The Internet brings these people together with hash tags and message boards, but it never satisfies them. No matter how much you love someone’s blog or Twitter feed, it isn’t their posts you actually want.
And so — slowly, cautiously — Will and I began circling the question of what it all meant.
“I really like you,” he said one night, after getting home from the bar.
“I really like you too,” I said. “I don’t know what that means.”
I wanted to find out. So in early March I rented a car, begged my professors to let me out of class a day early, and drove 540 miles to spend a long weekend in the midsize city where Will lives. When I got close, I called my friend Tuan from a rest stop, where I fixed my makeup and chewed gum and generally tried to calm down.
“What if it’s terrible?” I demanded. “What if he’s nothing like I expect?”
In fact, Will was almost exactly as I expected: thin lips, straight nose, small hazel eyes, glasses. He stood waiting at the side of the street while I parked my car — going forward and back, forward and back, until I nervously got within two feet of the curb. We kissed on the cold, blustery sidewalk as the wind whipped my thoughts around. Mostly, I felt relieved. I thought: “This works in real life. This means something.”
But after we kissed and ate pizza and went back to his house, we struggled for things to talk about. In real life, Will stared off at nothing while I talked. In real life, he had no questions about the drive or my work or the stuff that waited for me when I went back to school.
He took me out for dinner and read his e-mail while we waited for our food. He apologized profusely, but still checked his Web site’s traffic stats while we sat in his living room.
He took me to a party at his friend’s house where they proceeded to argue for hours about Web design while I sat on a futon and stared at the ceiling, drunk and bored and terribly concerned that I looked thinner online. At points, he grabbed my hand and gave me small, apologetic smiles. It seemed like a strategy game: a constant dance of reaching for me and pulling back, of intimacy and distance, of real life and Internet make-believe.
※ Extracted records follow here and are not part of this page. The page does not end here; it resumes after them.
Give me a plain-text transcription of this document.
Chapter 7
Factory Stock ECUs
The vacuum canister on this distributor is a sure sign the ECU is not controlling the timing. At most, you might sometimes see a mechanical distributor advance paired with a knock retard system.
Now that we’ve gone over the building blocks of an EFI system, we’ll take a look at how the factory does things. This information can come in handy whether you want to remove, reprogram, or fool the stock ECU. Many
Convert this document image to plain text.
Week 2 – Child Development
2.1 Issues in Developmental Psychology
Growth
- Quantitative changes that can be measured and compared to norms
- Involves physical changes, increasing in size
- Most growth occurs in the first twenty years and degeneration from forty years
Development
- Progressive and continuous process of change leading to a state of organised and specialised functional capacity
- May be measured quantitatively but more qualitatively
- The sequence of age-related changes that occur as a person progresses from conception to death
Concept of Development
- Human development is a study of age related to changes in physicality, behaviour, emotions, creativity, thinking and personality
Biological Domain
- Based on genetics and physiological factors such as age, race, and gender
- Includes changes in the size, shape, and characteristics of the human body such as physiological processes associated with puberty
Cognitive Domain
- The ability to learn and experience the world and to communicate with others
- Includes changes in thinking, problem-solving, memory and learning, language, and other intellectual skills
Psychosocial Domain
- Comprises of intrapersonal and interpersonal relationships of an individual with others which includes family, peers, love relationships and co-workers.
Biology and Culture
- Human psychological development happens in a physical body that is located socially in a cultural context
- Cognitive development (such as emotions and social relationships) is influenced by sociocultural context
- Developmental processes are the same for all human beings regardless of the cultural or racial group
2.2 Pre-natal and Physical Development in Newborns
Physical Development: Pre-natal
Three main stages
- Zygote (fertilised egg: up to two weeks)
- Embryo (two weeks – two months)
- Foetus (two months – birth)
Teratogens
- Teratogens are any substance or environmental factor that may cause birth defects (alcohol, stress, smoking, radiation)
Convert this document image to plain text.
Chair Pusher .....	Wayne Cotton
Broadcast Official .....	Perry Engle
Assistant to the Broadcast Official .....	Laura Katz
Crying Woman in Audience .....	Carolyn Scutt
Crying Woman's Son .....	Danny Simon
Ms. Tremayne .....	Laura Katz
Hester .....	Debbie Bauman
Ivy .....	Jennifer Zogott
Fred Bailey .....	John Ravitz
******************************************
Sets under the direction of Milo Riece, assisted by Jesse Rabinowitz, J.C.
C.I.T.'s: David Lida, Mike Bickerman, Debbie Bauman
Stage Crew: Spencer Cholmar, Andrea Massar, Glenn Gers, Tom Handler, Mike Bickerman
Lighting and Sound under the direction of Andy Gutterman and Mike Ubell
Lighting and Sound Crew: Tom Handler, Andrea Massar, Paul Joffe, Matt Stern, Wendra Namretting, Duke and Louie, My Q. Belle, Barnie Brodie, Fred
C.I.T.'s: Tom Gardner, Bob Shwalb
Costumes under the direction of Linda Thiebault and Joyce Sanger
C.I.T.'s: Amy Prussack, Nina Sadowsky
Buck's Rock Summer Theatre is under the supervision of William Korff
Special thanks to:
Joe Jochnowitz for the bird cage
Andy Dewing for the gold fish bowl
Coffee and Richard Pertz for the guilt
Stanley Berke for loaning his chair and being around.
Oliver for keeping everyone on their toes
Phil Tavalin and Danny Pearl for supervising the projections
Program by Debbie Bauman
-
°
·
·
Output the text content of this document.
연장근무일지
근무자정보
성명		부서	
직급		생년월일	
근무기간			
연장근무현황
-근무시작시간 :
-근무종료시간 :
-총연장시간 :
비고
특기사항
On the last day of my visit, Will overslept. He rushed around the apartment with his hair wet and his tie untied, looking for his laptop. According to the plan we made the night before, he would go to work and I would leave when it suited me, dropping his spare keys in the mailbox.
In the front hallway, where I stood rubbing my eyes, Will hugged me goodbye and told me to drive safely. He struggled for a closing statement.
“It was great to see you,” he said at last.
I didn’t leave right away. After I showered and packed and studied the books near his fireplace, I sat for a long time at his kitchen counter, trying to work out what happened. I didn’t like being surrounded by his things. I felt more comfortable in my room, with my things, and with his presence confined to a laptop screen.
I wrote him a note before I left: “Dear Will: Thank you so much for having me this weekend. It meant a lot to me to spend time with you in person.”
I signed my name and left it on the counter. Then, willing myself not to cry, I dropped his keys in the mailbox and gunned it home. In real life, getting there took nine hours.
Caitlin Dewey is a senior at Syracuse University majoring in magazine journalism.